Wer so denkt, möchte gern bestraft werden
Ich bin mir sicher: Der einzige Hinweis auf eine Strafe ist die Sehnsucht Einiger danach, endlich bestraft zu werden. Diejenigen, die anderen die Schuld geben, lieben nichts mehr, als wieder Opfer für etwas zu sein, an dem sie selbst keinerlei Verantwortung tragen. Diejenigen, die die Schuld bei sich selbst sehen, wünschen sich bestraft zu werden, damit sie mit großen Augen um Verzeihung bitten können. Sie haben gelernt, dass es mit einem "Ich hab's nicht so gemeint" wieder gut wird. Sie haben gelernt, dass sie sich, wenn man ihnen verzeiht, nicht ändern müssen.

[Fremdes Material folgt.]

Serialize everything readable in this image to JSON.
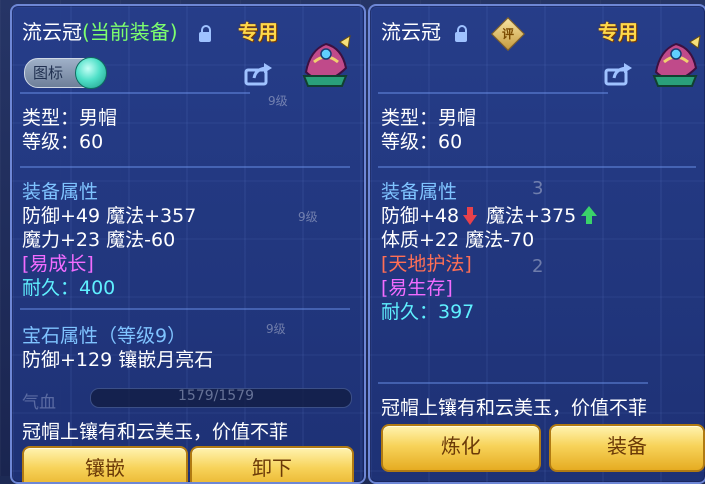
{
  "left_panel": {
    "title": "流云冠",
    "title_status": "(当前装备)",
    "exclusive": "专用",
    "toggle_label": "图标",
    "type_line": "类型：男帽",
    "level_line": "等级：60",
    "attr_header": "装备属性",
    "attr_line1": "防御+49 魔法+357",
    "attr_line2": "魔力+23 魔法-60",
    "special_effect": "[易成长]",
    "durability": "耐久：400",
    "gem_header": "宝石属性（等级9）",
    "gem_line": "防御+129 镶嵌月亮石",
    "hp_label": "气血",
    "hp_value": "1579/1579",
    "bg_level_1": "9级",
    "bg_level_2": "9级",
    "bg_level_3": "9级",
    "description": "冠帽上镶有和云美玉，价值不菲",
    "button_inlay": "镶嵌",
    "button_unequip": "卸下"
  },
  "right_panel": {
    "title": "流云冠",
    "rate_icon_label": "评",
    "exclusive": "专用",
    "type_line": "类型：男帽",
    "level_line": "等级：60",
    "attr_header": "装备属性",
    "attr_line1_a": "防御+48",
    "attr_line1_b": "魔法+375",
    "attr_line2": "体质+22 魔法-70",
    "special_skill": "[天地护法]",
    "special_effect": "[易生存]",
    "durability": "耐久：397",
    "description": "冠帽上镶有和云美玉，价值不菲",
    "button_refine": "炼化",
    "button_equip": "装备",
    "bg_count_1": "3",
    "bg_count_2": "2"
  },
  "colors": {
    "title_current": "#7dff6e",
    "section_header": "#7fc3ff",
    "durability": "#5ff0ff",
    "special_effect": "#f26cff",
    "special_skill": "#ff6f55",
    "exclusive": "#ffd94a",
    "arrow_down": "#e8414b",
    "arrow_up": "#3ad36a"
  },
  "icons": {
    "lock": "lock-icon",
    "share": "share-icon",
    "rate": "rate-icon",
    "item": "hat-item-icon",
    "arrow_down": "arrow-down-icon",
    "arrow_up": "arrow-up-icon"
  }
}
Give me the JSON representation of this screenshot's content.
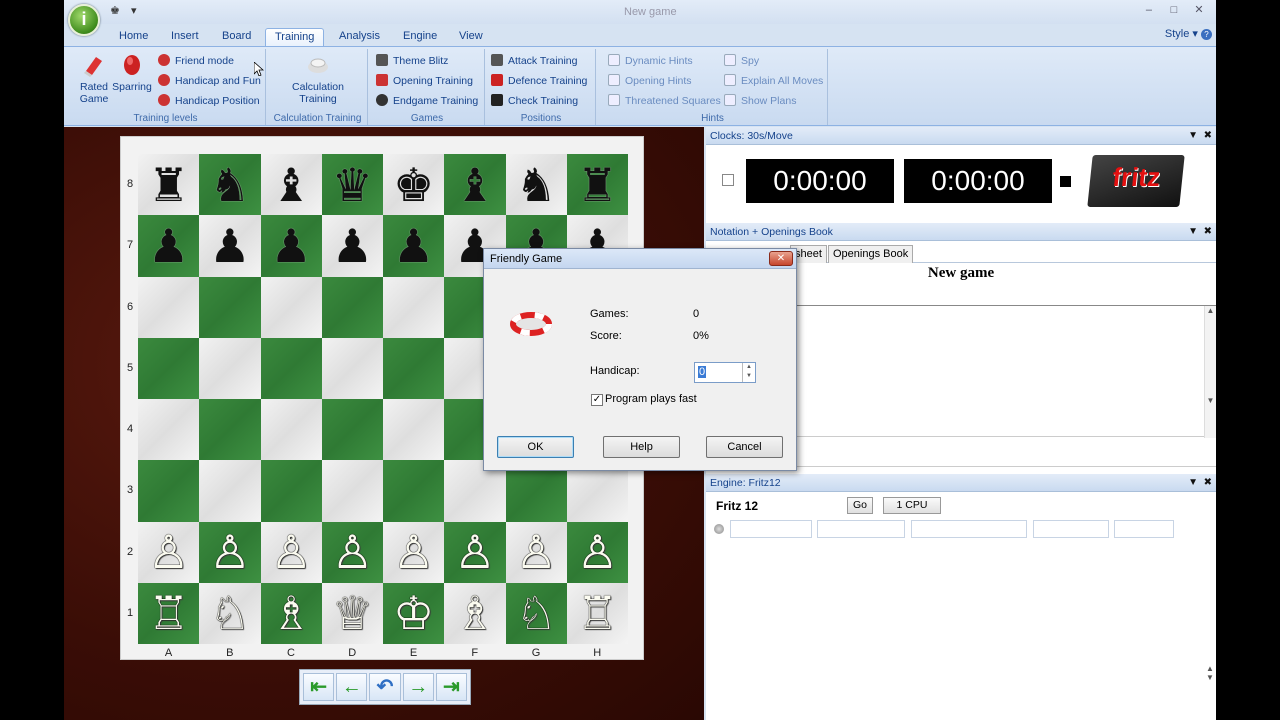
{
  "window": {
    "title": "New game"
  },
  "qat": {
    "icon1": "♚",
    "dropdown": "▾"
  },
  "win_controls": {
    "minimize": "–",
    "maximize": "□",
    "close": "✕"
  },
  "orb": {
    "label": "i"
  },
  "tabs": [
    "Home",
    "Insert",
    "Board",
    "Training",
    "Analysis",
    "Engine",
    "View"
  ],
  "active_tab": "Training",
  "style_menu": "Style",
  "ribbon": {
    "training_levels": {
      "label": "Training levels",
      "rated_game": [
        "Rated",
        "Game"
      ],
      "sparring": "Sparring",
      "friend_mode": "Friend mode",
      "handicap_fun": "Handicap and Fun",
      "handicap_position": "Handicap Position"
    },
    "calculation": {
      "label": "Calculation Training",
      "button": [
        "Calculation",
        "Training"
      ]
    },
    "games": {
      "label": "Games",
      "theme_blitz": "Theme Blitz",
      "opening_training": "Opening Training",
      "endgame_training": "Endgame Training"
    },
    "positions": {
      "label": "Positions",
      "attack_training": "Attack Training",
      "defence_training": "Defence Training",
      "check_training": "Check Training"
    },
    "hints": {
      "label": "Hints",
      "dynamic_hints": "Dynamic Hints",
      "opening_hints": "Opening Hints",
      "threatened_squares": "Threatened Squares",
      "spy": "Spy",
      "explain_all_moves": "Explain All Moves",
      "show_plans": "Show Plans"
    }
  },
  "board": {
    "ranks": [
      "8",
      "7",
      "6",
      "5",
      "4",
      "3",
      "2",
      "1"
    ],
    "files": [
      "A",
      "B",
      "C",
      "D",
      "E",
      "F",
      "G",
      "H"
    ],
    "position": [
      "rnbqkbnr",
      "pppppppp",
      "........",
      "........",
      "........",
      "........",
      "PPPPPPPP",
      "RNBQKBNR"
    ]
  },
  "nav_buttons": [
    "⇤",
    "←",
    "↶",
    "→",
    "⇥"
  ],
  "clocks": {
    "header": "Clocks: 30s/Move",
    "white": "0:00:00",
    "black": "0:00:00",
    "logo": "fritz"
  },
  "notation": {
    "header": "Notation + Openings Book",
    "tab1": "sheet",
    "tab2": "Openings Book",
    "title": "New game"
  },
  "engine": {
    "header": "Engine: Fritz12",
    "name": "Fritz 12",
    "go": "Go",
    "cpu": "1 CPU"
  },
  "pane_controls": {
    "dropdown": "▼",
    "close": "✖"
  },
  "scroll_arrows": {
    "up": "▲",
    "down": "▼"
  },
  "dialog": {
    "title": "Friendly Game",
    "games_label": "Games:",
    "games_value": "0",
    "score_label": "Score:",
    "score_value": "0%",
    "handicap_label": "Handicap:",
    "handicap_value": "0",
    "fast_label": "Program plays fast",
    "fast_checked": true,
    "ok": "OK",
    "help": "Help",
    "cancel": "Cancel",
    "close": "✕"
  }
}
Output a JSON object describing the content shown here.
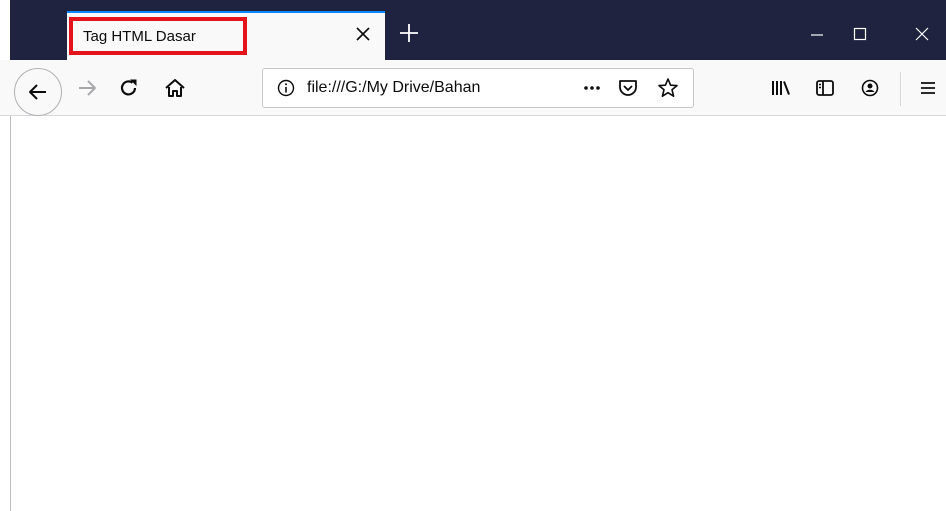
{
  "tab": {
    "title": "Tag HTML Dasar",
    "close_icon": "close-icon",
    "new_tab_icon": "plus-icon"
  },
  "window_controls": {
    "minimize_icon": "minimize-icon",
    "maximize_icon": "maximize-icon",
    "close_icon": "window-close-icon"
  },
  "toolbar": {
    "back_icon": "arrow-left-icon",
    "forward_icon": "arrow-right-icon",
    "reload_icon": "reload-icon",
    "home_icon": "home-icon",
    "url": "file:///G:/My Drive/Bahan",
    "info_icon": "info-icon",
    "page_actions_icon": "ellipsis-icon",
    "pocket_icon": "pocket-icon",
    "bookmark_icon": "star-icon",
    "library_icon": "library-icon",
    "sidebar_icon": "sidebar-icon",
    "account_icon": "account-icon",
    "menu_icon": "hamburger-menu-icon"
  },
  "colors": {
    "tabstrip": "#1f2340",
    "selected_tab": "#f9f9fa",
    "tab_highlight": "#0a84ff",
    "annotation_box": "#e3141c",
    "toolbar": "#f9f9fa"
  }
}
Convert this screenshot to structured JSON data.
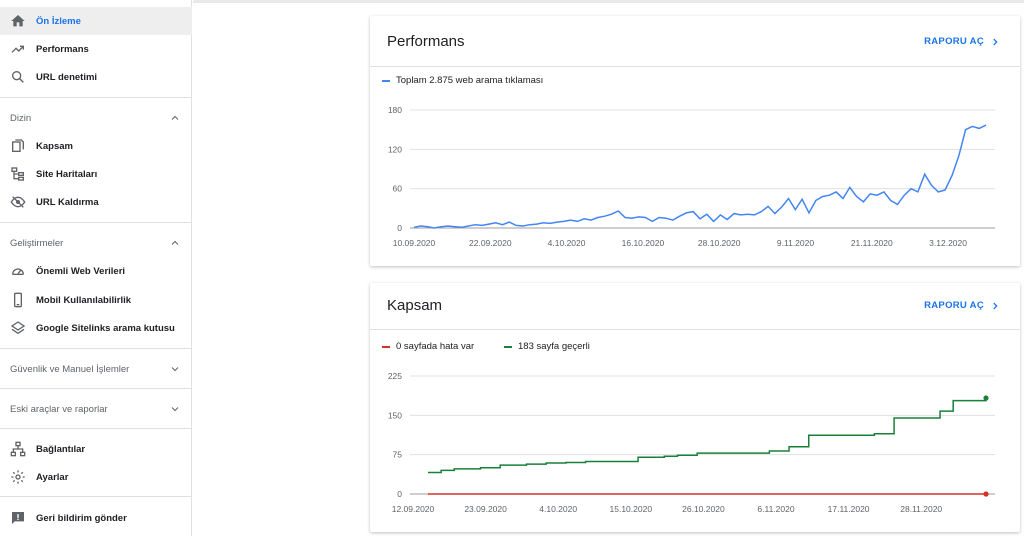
{
  "sidebar": {
    "items_top": [
      {
        "label": "Ön İzleme",
        "icon": "home-icon",
        "active": true
      },
      {
        "label": "Performans",
        "icon": "trending-up-icon",
        "active": false
      },
      {
        "label": "URL denetimi",
        "icon": "search-icon",
        "active": false
      }
    ],
    "sections": {
      "dizin": {
        "label": "Dizin",
        "items": [
          {
            "label": "Kapsam",
            "icon": "file-copy-icon"
          },
          {
            "label": "Site Haritaları",
            "icon": "sitemap-icon"
          },
          {
            "label": "URL Kaldırma",
            "icon": "visibility-off-icon"
          }
        ]
      },
      "gelistirmeler": {
        "label": "Geliştirmeler",
        "items": [
          {
            "label": "Önemli Web Verileri",
            "icon": "speed-gauge-icon"
          },
          {
            "label": "Mobil Kullanılabilirlik",
            "icon": "smartphone-icon"
          },
          {
            "label": "Google Sitelinks arama kutusu",
            "icon": "layers-icon"
          }
        ]
      },
      "guvenlik": {
        "label": "Güvenlik ve Manuel İşlemler"
      },
      "eski": {
        "label": "Eski araçlar ve raporlar"
      }
    },
    "items_bottom": [
      {
        "label": "Bağlantılar",
        "icon": "links-network-icon"
      },
      {
        "label": "Ayarlar",
        "icon": "settings-gear-icon"
      }
    ],
    "feedback": {
      "label": "Geri bildirim gönder",
      "icon": "feedback-icon"
    }
  },
  "performance_card": {
    "title": "Performans",
    "report_link": "RAPORU AÇ",
    "legend": "Toplam 2.875 web arama tıklaması"
  },
  "coverage_card": {
    "title": "Kapsam",
    "report_link": "RAPORU AÇ",
    "legend_error": "0 sayfada hata var",
    "legend_valid": "183 sayfa geçerli"
  },
  "colors": {
    "accent": "#1a73e8",
    "perf_line": "#4285f4",
    "error": "#d93025",
    "valid": "#188038"
  },
  "chart_data": [
    {
      "type": "line",
      "ylim": [
        0,
        180
      ],
      "yticks": [
        0,
        60,
        120,
        180
      ],
      "xtick_labels": [
        "10.09.2020",
        "22.09.2020",
        "4.10.2020",
        "16.10.2020",
        "28.10.2020",
        "9.11.2020",
        "21.11.2020",
        "3.12.2020"
      ],
      "series": [
        {
          "name": "Toplam 2.875 web arama tıklaması",
          "color": "#4285f4",
          "values": [
            1,
            3,
            2,
            0,
            2,
            3,
            2,
            1,
            3,
            5,
            4,
            6,
            8,
            5,
            9,
            4,
            3,
            5,
            6,
            8,
            7,
            9,
            10,
            12,
            10,
            14,
            12,
            16,
            18,
            21,
            26,
            16,
            15,
            17,
            16,
            10,
            16,
            15,
            12,
            18,
            23,
            25,
            14,
            21,
            10,
            20,
            13,
            22,
            20,
            21,
            20,
            25,
            33,
            22,
            32,
            45,
            28,
            44,
            23,
            42,
            48,
            50,
            55,
            45,
            62,
            48,
            40,
            52,
            50,
            55,
            42,
            36,
            50,
            60,
            55,
            82,
            65,
            55,
            58,
            80,
            110,
            150,
            155,
            152,
            157
          ]
        }
      ]
    },
    {
      "type": "line",
      "ylim": [
        0,
        225
      ],
      "yticks": [
        0,
        75,
        150,
        225
      ],
      "xtick_labels": [
        "12.09.2020",
        "23.09.2020",
        "4.10.2020",
        "15.10.2020",
        "26.10.2020",
        "6.11.2020",
        "17.11.2020",
        "28.11.2020"
      ],
      "series": [
        {
          "name": "0 sayfada hata var",
          "color": "#d93025",
          "values": [
            0,
            0
          ]
        },
        {
          "name": "183 sayfa geçerli",
          "color": "#188038",
          "values": [
            41,
            41,
            45,
            45,
            48,
            48,
            48,
            48,
            50,
            50,
            50,
            55,
            55,
            55,
            55,
            57,
            57,
            57,
            59,
            59,
            59,
            60,
            60,
            60,
            62,
            62,
            62,
            62,
            62,
            62,
            62,
            62,
            70,
            70,
            70,
            70,
            72,
            72,
            74,
            74,
            74,
            78,
            78,
            78,
            78,
            78,
            78,
            78,
            78,
            78,
            78,
            78,
            82,
            82,
            82,
            90,
            90,
            90,
            112,
            112,
            112,
            112,
            112,
            112,
            112,
            112,
            112,
            112,
            115,
            115,
            115,
            145,
            145,
            145,
            145,
            145,
            145,
            145,
            158,
            158,
            178,
            178,
            178,
            178,
            178,
            183
          ]
        }
      ]
    }
  ]
}
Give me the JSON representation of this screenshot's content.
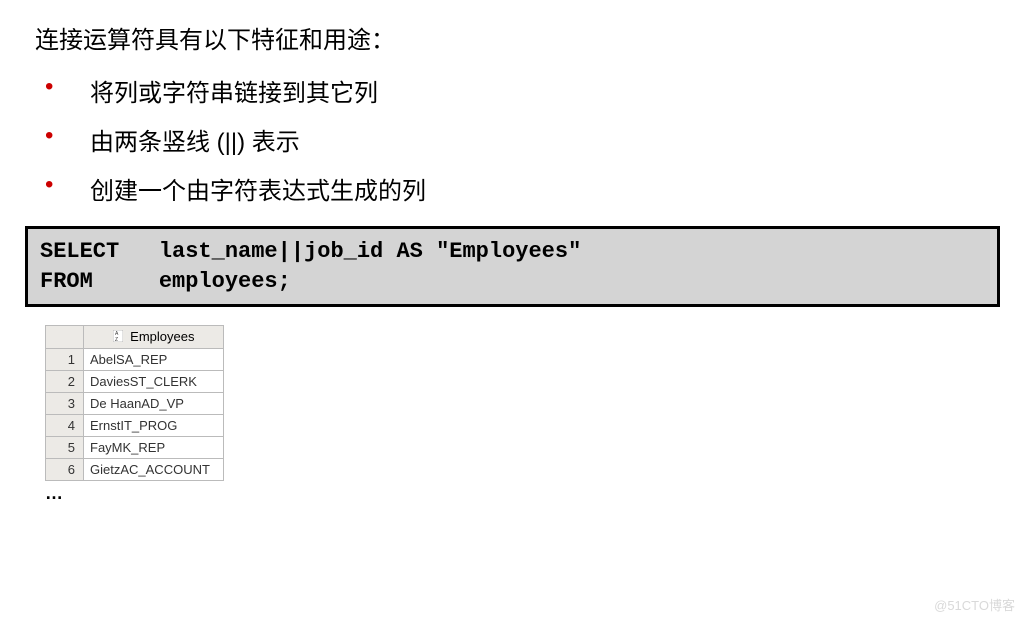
{
  "heading": "连接运算符具有以下特征和用途：",
  "bullets": [
    "将列或字符串链接到其它列",
    "由两条竖线 (||) 表示",
    "创建一个由字符表达式生成的列"
  ],
  "code": "SELECT   last_name||job_id AS \"Employees\"\nFROM     employees;",
  "table": {
    "header": "Employees",
    "rows": [
      {
        "n": "1",
        "v": "AbelSA_REP"
      },
      {
        "n": "2",
        "v": "DaviesST_CLERK"
      },
      {
        "n": "3",
        "v": "De HaanAD_VP"
      },
      {
        "n": "4",
        "v": "ErnstIT_PROG"
      },
      {
        "n": "5",
        "v": "FayMK_REP"
      },
      {
        "n": "6",
        "v": "GietzAC_ACCOUNT"
      }
    ]
  },
  "ellipsis": "…",
  "watermark": "@51CTO博客"
}
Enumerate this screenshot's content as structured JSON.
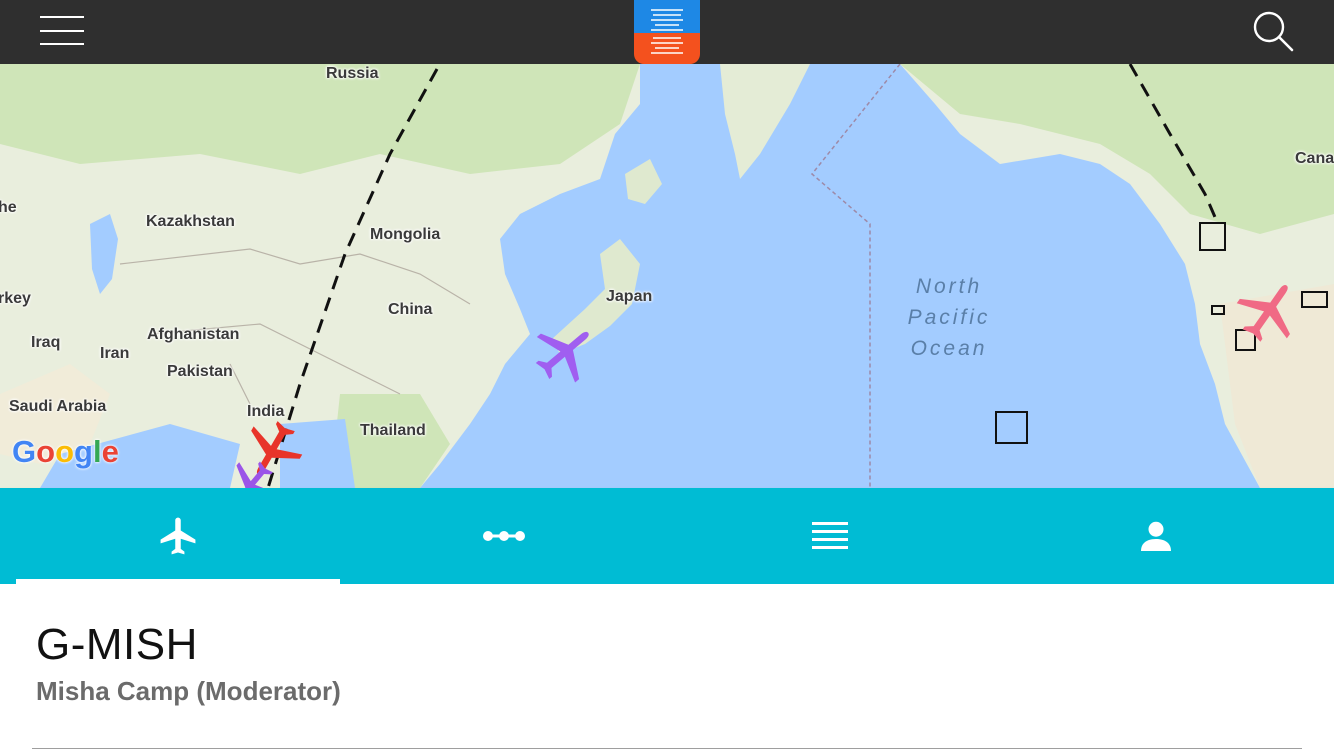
{
  "app": {
    "logo_icon": "infinite-flight-logo",
    "colors": {
      "header": "#2f2f2f",
      "logo_top": "#1e88e5",
      "logo_bottom": "#f4511e",
      "tabbar": "#00bcd4"
    }
  },
  "header": {
    "menu_icon": "hamburger-menu-icon",
    "search_icon": "search-icon"
  },
  "map": {
    "labels": {
      "russia": "Russia",
      "kazakhstan": "Kazakhstan",
      "mongolia": "Mongolia",
      "china": "China",
      "japan": "Japan",
      "afghanistan": "Afghanistan",
      "iraq": "Iraq",
      "iran": "Iran",
      "pakistan": "Pakistan",
      "saudi_arabia": "Saudi Arabia",
      "india": "India",
      "thailand": "Thailand",
      "turkey_partial": "rkey",
      "canada_partial": "Cana",
      "left_partial": "he"
    },
    "ocean": {
      "line1": "North",
      "line2": "Pacific",
      "line3": "Ocean"
    },
    "attribution": "Google"
  },
  "tabs": [
    {
      "name": "flights",
      "icon": "airplane-icon",
      "selected": true
    },
    {
      "name": "routes",
      "icon": "route-icon",
      "selected": false
    },
    {
      "name": "list",
      "icon": "list-icon",
      "selected": false
    },
    {
      "name": "profile",
      "icon": "person-icon",
      "selected": false
    }
  ],
  "details": {
    "callsign": "G-MISH",
    "pilot": "Misha Camp (Moderator)"
  }
}
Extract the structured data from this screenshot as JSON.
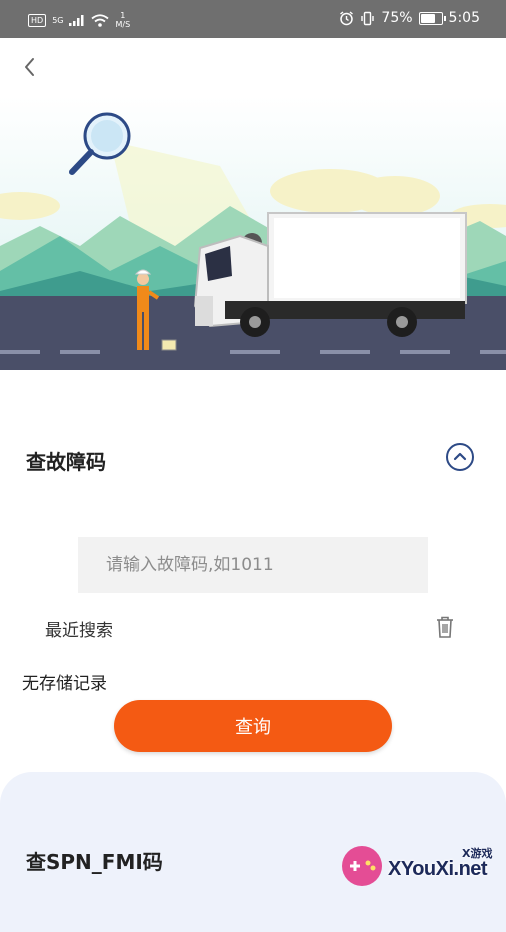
{
  "status_bar": {
    "hd": "HD",
    "network": "5G",
    "speed_value": "1",
    "speed_unit": "M/S",
    "battery_text": "75%",
    "battery_level": 0.75,
    "time": "5:05"
  },
  "header": {
    "back_icon": "chevron-left-icon"
  },
  "fault_code_card": {
    "title": "查故障码",
    "collapse_icon": "chevron-up-circle-icon",
    "input_placeholder": "请输入故障码,如1011",
    "input_value": "",
    "recent_label": "最近搜索",
    "trash_icon": "trash-icon",
    "empty_label": "无存储记录",
    "query_button": "查询",
    "accent_color": "#f45a13",
    "icon_color": "#2d4a86"
  },
  "spn_card": {
    "title": "查SPN_FMI码"
  },
  "watermark": {
    "text": "XYouXi.net",
    "small_text": "X游戏"
  }
}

Das ist der Fehler beim Strafe-Gedanken: Strafen müssen nicht unbedingt etwas mit der Tat zu tun haben, für die man bestraft wird. Wer falsch parkt, dem wird zur Strafe kein Auto in den Vorgarten gefahren. Auch die biblischen Strafen Gottes sind nicht immer mit dem biblischen Auge- um Augenmaß gemessen. Für Vergewaltigung in der Stadt Sodom gibt's Feuer vom Himmel. Wer Corona zur Strafe erklärt, zieht sich aus der Verantwortung, anständig mit der Situation umzugehen, weil er die Zusammenhänge leugnet, die es ja durchaus gibt. Wir müssen kritisch über die Globalisierung reden, über den Umgang mit Minderheiten und die Pressefreiheit in China, über das kaputt gesparte Gesundheitssystem überall.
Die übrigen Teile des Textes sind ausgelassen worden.